Das Wasser sang sich müde.
Es dämmert schon.
Im tiefen Park erwacht
Leis ein Grauen.
Fröstelnd vor der Nacht
Stehn steinerne Frauen.
Evening
The day faded away
In a rosy hue.
The water sang wearily.
It’s already getting light.
In the depths of the park
Something ugly stirs.
Shivering in the night
Stone women stand.
These lines were written in 1920 by German poet Friedrich Wilhelm Wagner, who was part of the literary scene in Zurich for a while. It is one of his last works, published in his poetry volume Jungfrauen platzen männertoll.
It was certainly not the kind of art and literature his father liked. Wagner Senior was a teacher, and a devotee of the bygone imperial age. Growing up in a patriarchal environment, the young Friedrich Wilhelm saw himself constantly thwarted by parental pressure: it was important that he make something decent of himself. He did in fact begin a degree course in economics and philosophy in Munich; however, he pursued his studies only half-heartedly. His true passion lay in writing poems, which he sold to various newspapers but also published in a first volume of poetry.
The then 22-year-old Friedrich Wilhelm Wagner heard the call of the liberal-minded Bohemians. He came to Zurich in June 1914, and attached himself to the expressionist art scene from which the Dadaists would later emerge. Wagner wrote, mostly in the Café Astoria, like ‘a man possessed’, as one acquaintance put it. He had brought his drug addiction with him from Paris to Zurich.

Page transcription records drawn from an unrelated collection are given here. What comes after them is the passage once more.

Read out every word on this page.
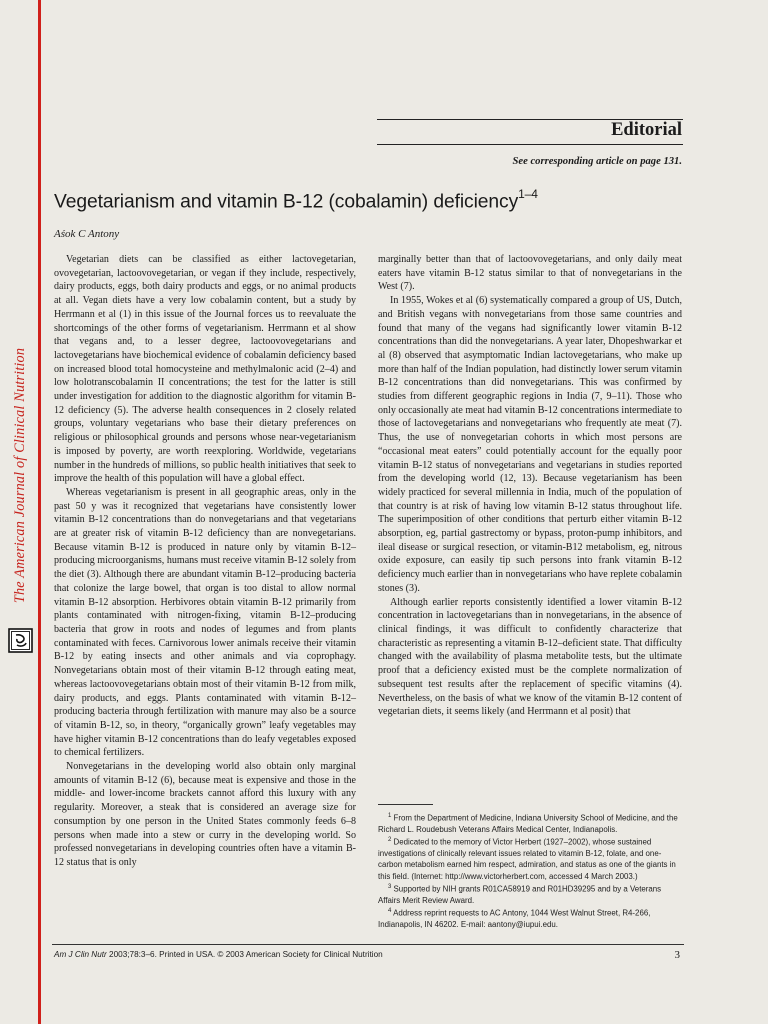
The American Journal of Clinical Nutrition
Editorial
See corresponding article on page 131.
Vegetarianism and vitamin B-12 (cobalamin) deficiency$^{1-4}$
Aśok C Antony

Vegetarian diets can be classified as either lactovegetarian, ovovegetarian, lactoovovegetarian, or vegan if they include, respectively, dairy products, eggs, both dairy products and eggs, or no animal products at all. Vegan diets have a very low cobalamin content, but a study by Herrmann et al (1) in this issue of the Journal forces us to reevaluate the shortcomings of the other forms of vegetarianism. Herrmann et al show that vegans and, to a lesser degree, lactoovovegetarians and lactovegetarians have biochemical evidence of cobalamin deficiency based on increased blood total homocysteine and methylmalonic acid (2–4) and low holotranscobalamin II concentrations; the test for the latter is still under investigation for addition to the diagnostic algorithm for vitamin B-12 deficiency (5). The adverse health consequences in 2 closely related groups, voluntary vegetarians who base their dietary preferences on religious or philosophical grounds and persons whose near-vegetarianism is imposed by poverty, are worth reexploring. Worldwide, vegetarians number in the hundreds of millions, so public health initiatives that seek to improve the health of this population will have a global effect.

Whereas vegetarianism is present in all geographic areas, only in the past 50 y was it recognized that vegetarians have consistently lower vitamin B-12 concentrations than do nonvegetarians and that vegetarians are at greater risk of vitamin B-12 deficiency than are nonvegetarians. Because vitamin B-12 is produced in nature only by vitamin B-12–producing microorganisms, humans must receive vitamin B-12 solely from the diet (3). Although there are abundant vitamin B-12–producing bacteria that colonize the large bowel, that organ is too distal to allow normal vitamin B-12 absorption. Herbivores obtain vitamin B-12 primarily from plants contaminated with nitrogen-fixing, vitamin B-12–producing bacteria that grow in roots and nodes of legumes and from plants contaminated with feces. Carnivorous lower animals receive their vitamin B-12 by eating insects and other animals and via coprophagy. Nonvegetarians obtain most of their vitamin B-12 through eating meat, whereas lactoovovegetarians obtain most of their vitamin B-12 from milk, dairy products, and eggs. Plants contaminated with vitamin B-12–producing bacteria through fertilization with manure may also be a source of vitamin B-12, so, in theory, “organically grown” leafy vegetables may have higher vitamin B-12 concentrations than do leafy vegetables exposed to chemical fertilizers.

Nonvegetarians in the developing world also obtain only marginal amounts of vitamin B-12 (6), because meat is expensive and those in the middle- and lower-income brackets cannot afford this luxury with any regularity. Moreover, a steak that is considered an average size for consumption by one person in the United States commonly feeds 6–8 persons when made into a stew or curry in the developing world. So professed nonvegetarians in developing countries often have a vitamin B-12 status that is only

marginally better than that of lactoovovegetarians, and only daily meat eaters have vitamin B-12 status similar to that of nonvegetarians in the West (7).

In 1955, Wokes et al (6) systematically compared a group of US, Dutch, and British vegans with nonvegetarians from those same countries and found that many of the vegans had significantly lower vitamin B-12 concentrations than did the nonvegetarians. A year later, Dhopeshwarkar et al (8) observed that asymptomatic Indian lactovegetarians, who make up more than half of the Indian population, had distinctly lower serum vitamin B-12 concentrations than did nonvegetarians. This was confirmed by studies from different geographic regions in India (7, 9–11). Those who only occasionally ate meat had vitamin B-12 concentrations intermediate to those of lactovegetarians and nonvegetarians who frequently ate meat (7). Thus, the use of nonvegetarian cohorts in which most persons are “occasional meat eaters” could potentially account for the equally poor vitamin B-12 status of nonvegetarians and vegetarians in studies reported from the developing world (12, 13). Because vegetarianism has been widely practiced for several millennia in India, much of the population of that country is at risk of having low vitamin B-12 status throughout life. The superimposition of other conditions that perturb either vitamin B-12 absorption, eg, partial gastrectomy or bypass, proton-pump inhibitors, and ileal disease or surgical resection, or vitamin-B12 metabolism, eg, nitrous oxide exposure, can easily tip such persons into frank vitamin B-12 deficiency much earlier than in nonvegetarians who have replete cobalamin stones (3).

Although earlier reports consistently identified a lower vitamin B-12 concentration in lactovegetarians than in nonvegetarians, in the absence of clinical findings, it was difficult to confidently characterize that characteristic as representing a vitamin B-12–deficient state. That difficulty changed with the availability of plasma metabolite tests, but the ultimate proof that a deficiency existed must be the complete normalization of subsequent test results after the replacement of specific vitamins (4). Nevertheless, on the basis of what we know of the vitamin B-12 content of vegetarian diets, it seems likely (and Herrmann et al posit) that

$^1$ From the Department of Medicine, Indiana University School of Medicine, and the Richard L. Roudebush Veterans Affairs Medical Center, Indianapolis.
$^2$ Dedicated to the memory of Victor Herbert (1927–2002), whose sustained investigations of clinically relevant issues related to vitamin B-12, folate, and one-carbon metabolism earned him respect, admiration, and status as one of the giants in this field. (Internet: http://www.victorherbert.com, accessed 4 March 2003.)
$^3$ Supported by NIH grants R01CA58919 and R01HD39295 and by a Veterans Affairs Merit Review Award.
$^4$ Address reprint requests to AC Antony, 1044 West Walnut Street, R4-266, Indianapolis, IN 46202. E-mail: aantony@iupui.edu.
Am J Clin Nutr 2003;78:3–6. Printed in USA. © 2003 American Society for Clinical Nutrition	3
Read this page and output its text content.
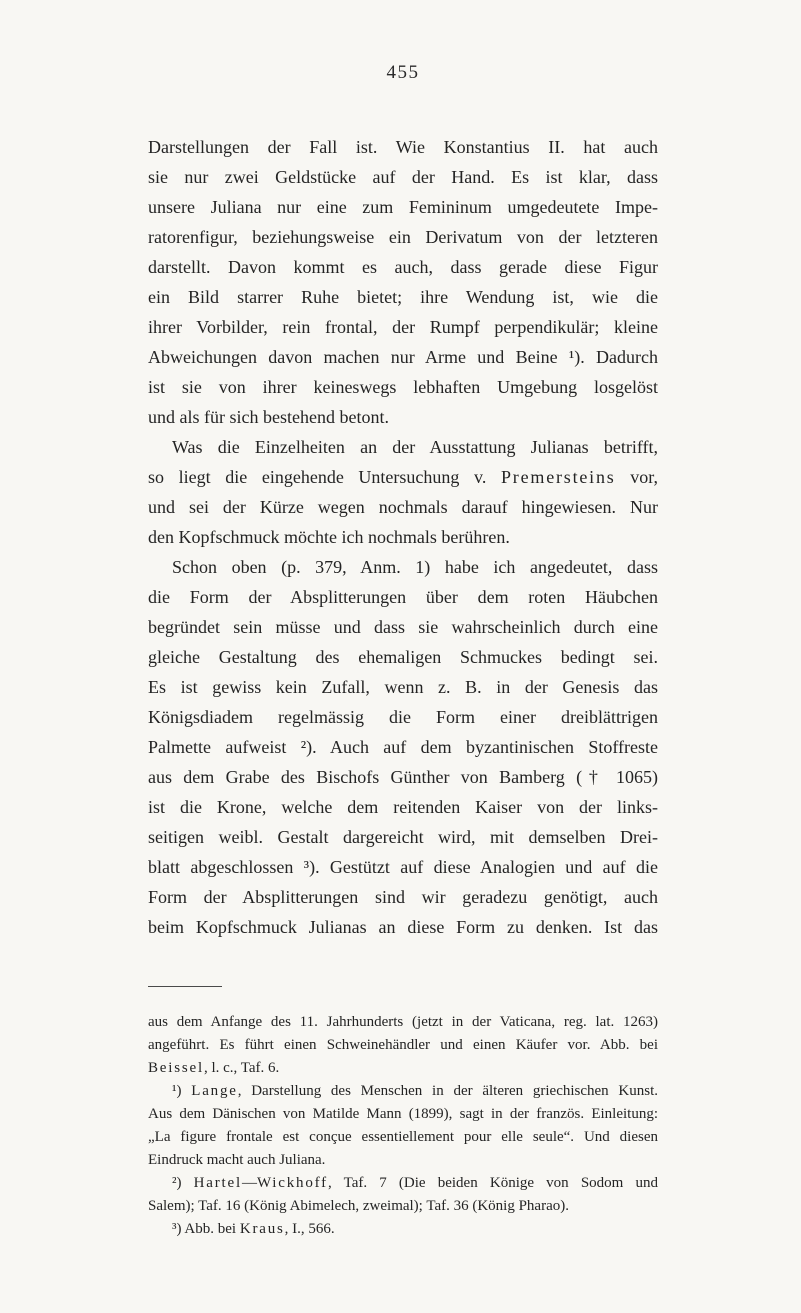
455

Darstellungen der Fall ist. Wie Konstantius II. hat auch
sie nur zwei Geldstücke auf der Hand. Es ist klar, dass
unsere Juliana nur eine zum Femininum umgedeutete Impe-
ratorenfigur, beziehungsweise ein Derivatum von der letzteren
darstellt. Davon kommt es auch, dass gerade diese Figur
ein Bild starrer Ruhe bietet; ihre Wendung ist, wie die
ihrer Vorbilder, rein frontal, der Rumpf perpendikulär; kleine
Abweichungen davon machen nur Arme und Beine ¹). Dadurch
ist sie von ihrer keineswegs lebhaften Umgebung losgelöst
und als für sich bestehend betont.

Was die Einzelheiten an der Ausstattung Julianas betrifft,
so liegt die eingehende Untersuchung v. Premersteins vor,
und sei der Kürze wegen nochmals darauf hingewiesen. Nur
den Kopfschmuck möchte ich nochmals berühren.

Schon oben (p. 379, Anm. 1) habe ich angedeutet, dass
die Form der Absplitterungen über dem roten Häubchen
begründet sein müsse und dass sie wahrscheinlich durch eine
gleiche Gestaltung des ehemaligen Schmuckes bedingt sei.
Es ist gewiss kein Zufall, wenn z. B. in der Genesis das
Königsdiadem regelmässig die Form einer dreiblättrigen
Palmette aufweist ²). Auch auf dem byzantinischen Stoffreste
aus dem Grabe des Bischofs Günther von Bamberg († 1065)
ist die Krone, welche dem reitenden Kaiser von der links-
seitigen weibl. Gestalt dargereicht wird, mit demselben Drei-
blatt abgeschlossen ³). Gestützt auf diese Analogien und auf die
Form der Absplitterungen sind wir geradezu genötigt, auch
beim Kopfschmuck Julianas an diese Form zu denken. Ist das

aus dem Anfange des 11. Jahrhunderts (jetzt in der Vaticana, reg. lat. 1263)
angeführt. Es führt einen Schweinehändler und einen Käufer vor. Abb. bei
Beissel, l. c., Taf. 6.

¹) Lange, Darstellung des Menschen in der älteren griechischen Kunst.
Aus dem Dänischen von Matilde Mann (1899), sagt in der französ. Einleitung:
„La figure frontale est conçue essentiellement pour elle seule“. Und diesen
Eindruck macht auch Juliana.

²) Hartel—Wickhoff, Taf. 7 (Die beiden Könige von Sodom und
Salem); Taf. 16 (König Abimelech, zweimal); Taf. 36 (König Pharao).

³) Abb. bei Kraus, I., 566.
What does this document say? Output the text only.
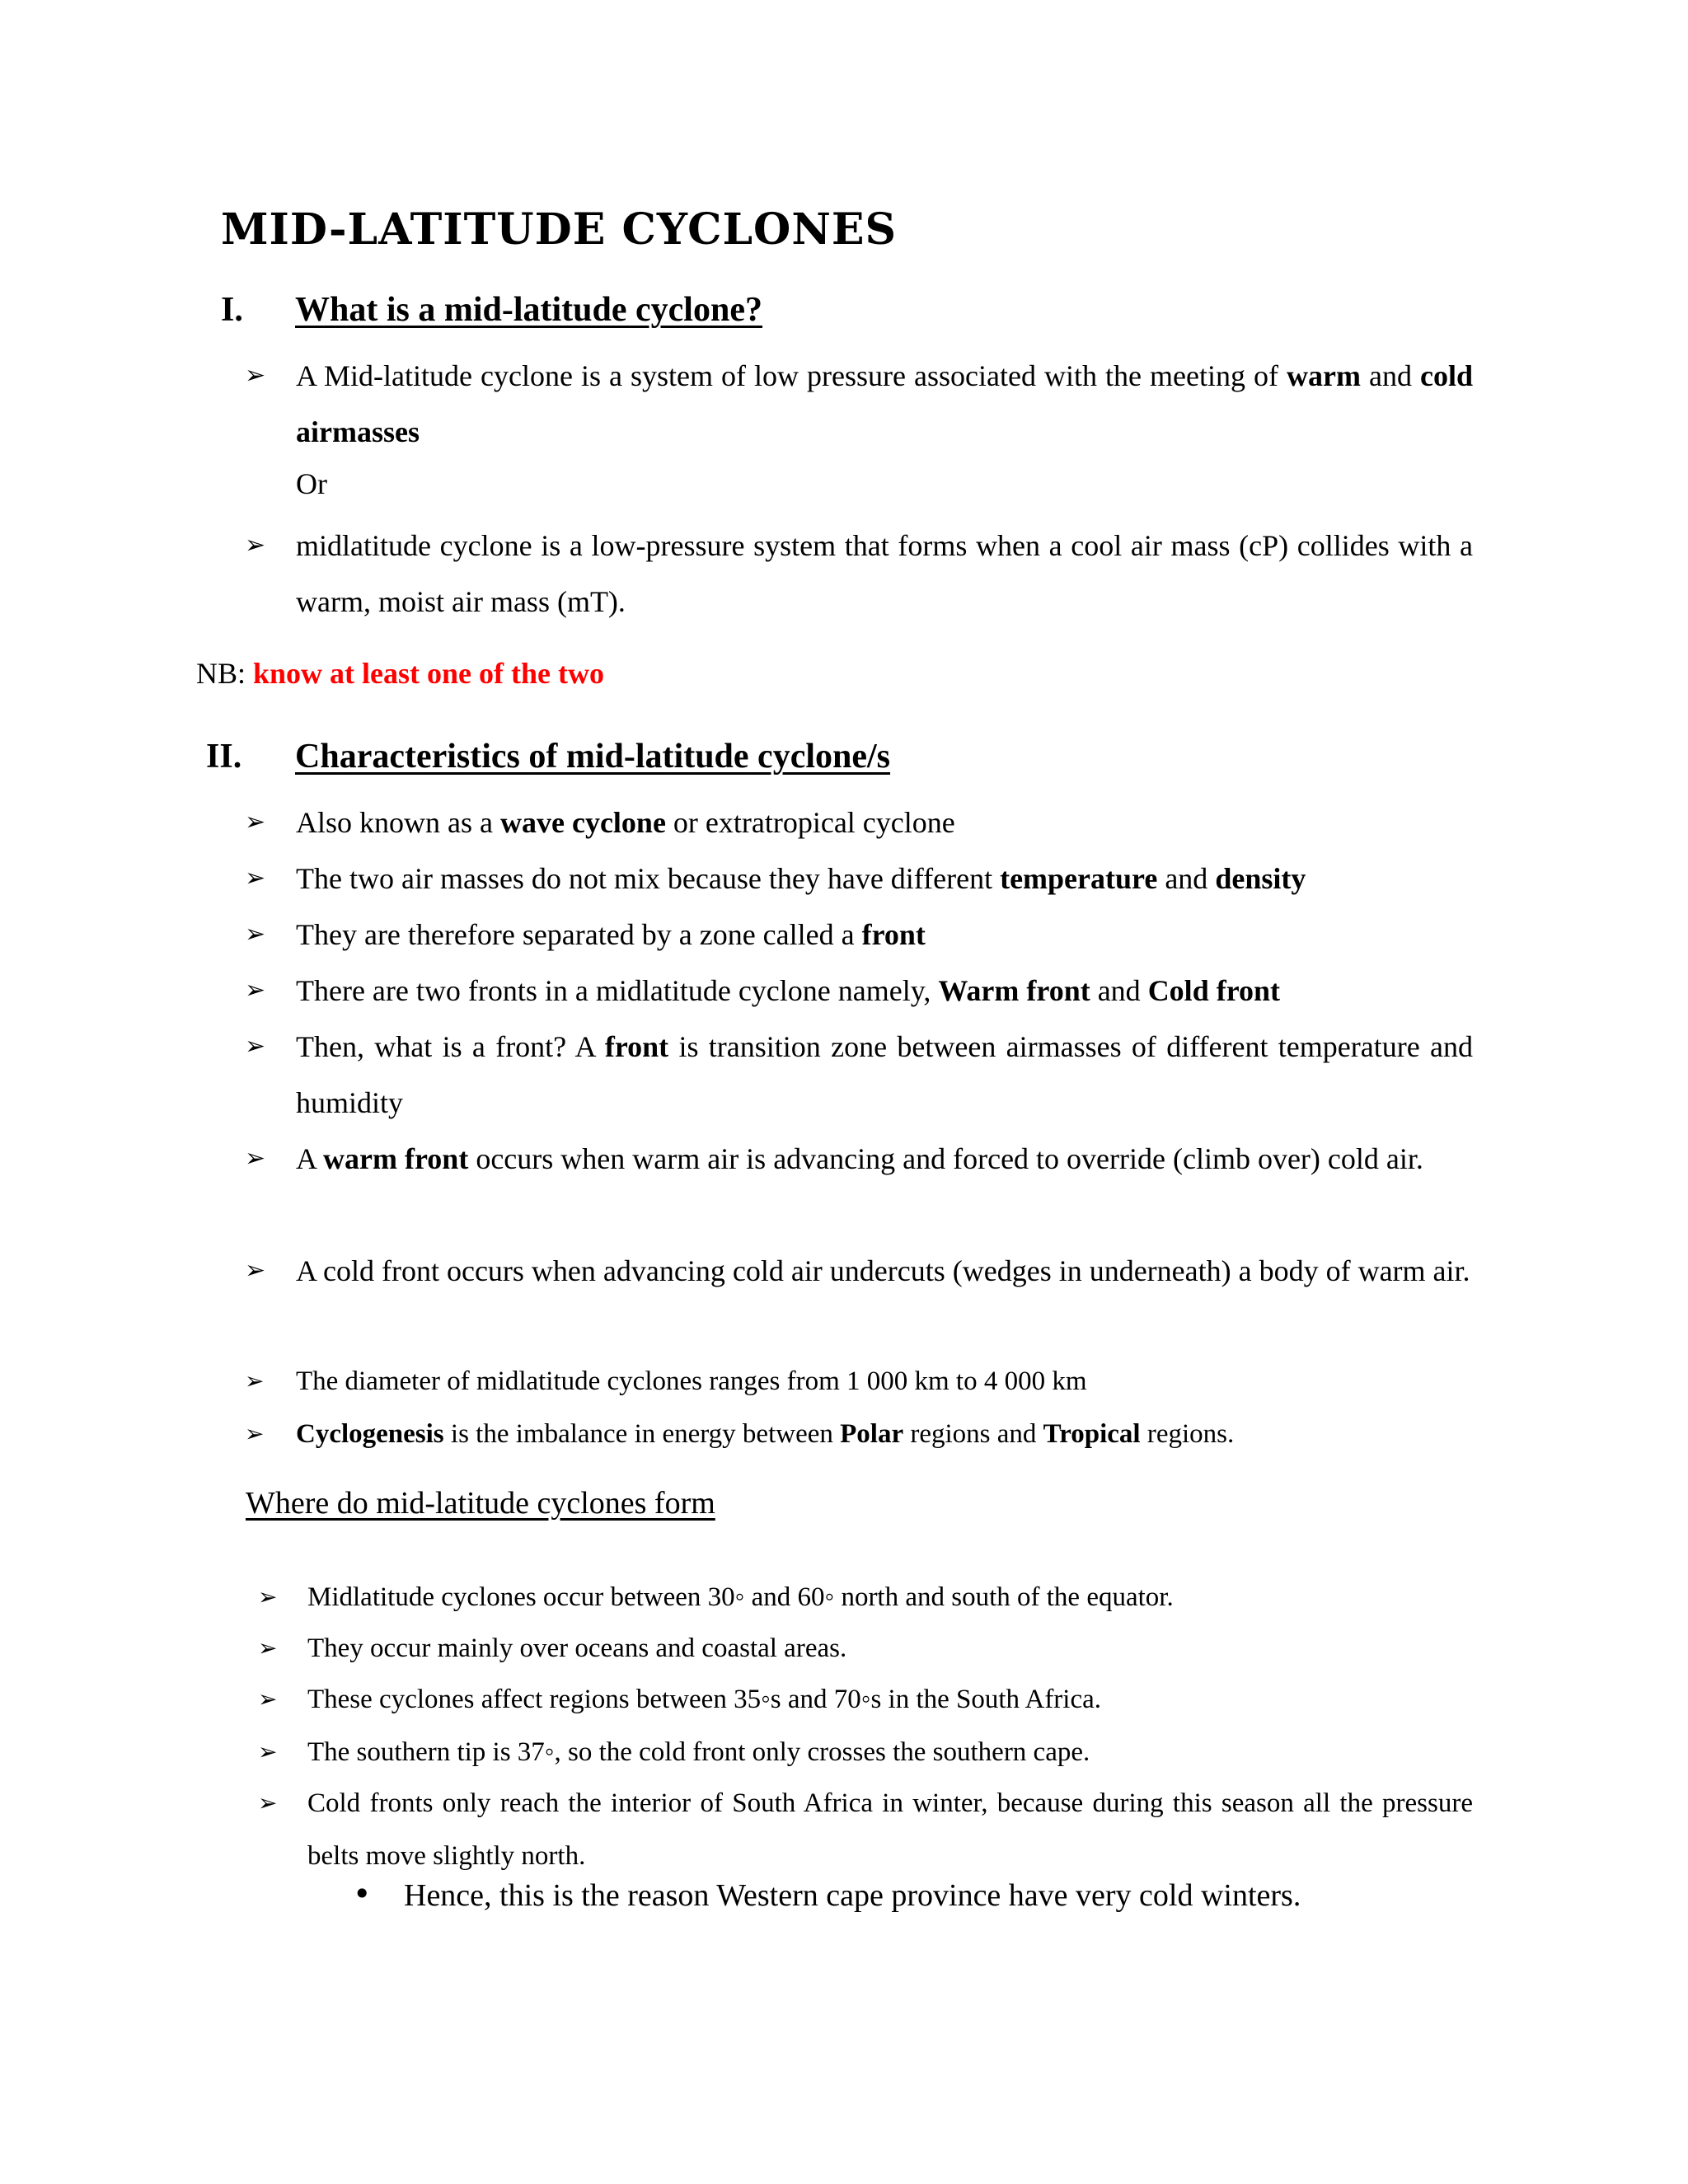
MID-LATITUDE CYCLONES
I. What is a mid-latitude cyclone?
➢ A Mid-latitude cyclone is a system of low pressure associated with the meeting of warm and cold airmasses
Or
➢ midlatitude cyclone is a low-pressure system that forms when a cool air mass (cP) collides with a warm, moist air mass (mT).
NB: know at least one of the two
II. Characteristics of mid-latitude cyclone/s
➢ Also known as a wave cyclone or extratropical cyclone
➢ The two air masses do not mix because they have different temperature and density
➢ They are therefore separated by a zone called a front
➢ There are two fronts in a midlatitude cyclone namely, Warm front and Cold front
➢ Then, what is a front? A front is transition zone between airmasses of different temperature and humidity
➢ A warm front occurs when warm air is advancing and forced to override (climb over) cold air.
➢ A cold front occurs when advancing cold air undercuts (wedges in underneath) a body of warm air.
➢ The diameter of midlatitude cyclones ranges from 1 000 km to 4 000 km
➢ Cyclogenesis is the imbalance in energy between Polar regions and Tropical regions.
Where do mid-latitude cyclones form
➢ Midlatitude cyclones occur between 30◦ and 60◦ north and south of the equator.
➢ They occur mainly over oceans and coastal areas.
➢ These cyclones affect regions between 35◦s and 70◦s in the South Africa.
➢ The southern tip is 37◦, so the cold front only crosses the southern cape.
➢ Cold fronts only reach the interior of South Africa in winter, because during this season all the pressure belts move slightly north.
• Hence, this is the reason Western cape province have very cold winters.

In 1918 Friedrich Wilhelm was declared mentally ill as a ‘chronic morphine addict’ and was admitted to the Heilanstalt Eglfing sanatorium near Munich until March 1919. It wasn’t his last stay in a clinic. After two more years of restless roaming and the production of several literary works, of which Irrenhaus (Madhouse), which reflected his experiences but also his fantasies in the mental hospital, became known to a wider audience, Friedrich Wilhelm Wagner returned home, once again under pressure from his father. Heinrich Wagner had already given up any notion that his son would become an academic.
…Allen Dingen wieder
Lächelnd, gut gesinnt,
Schweif ich durch mein Leben,
Träumer, Held und Kind…
…All things again
Smiling, favourably disposed,
I amble through my life,
Dreamer, hero and child…
Friedrich Wilhelm Wagner worked as a bank clerk until his early death in 1931. But, as promised, he never published another poem.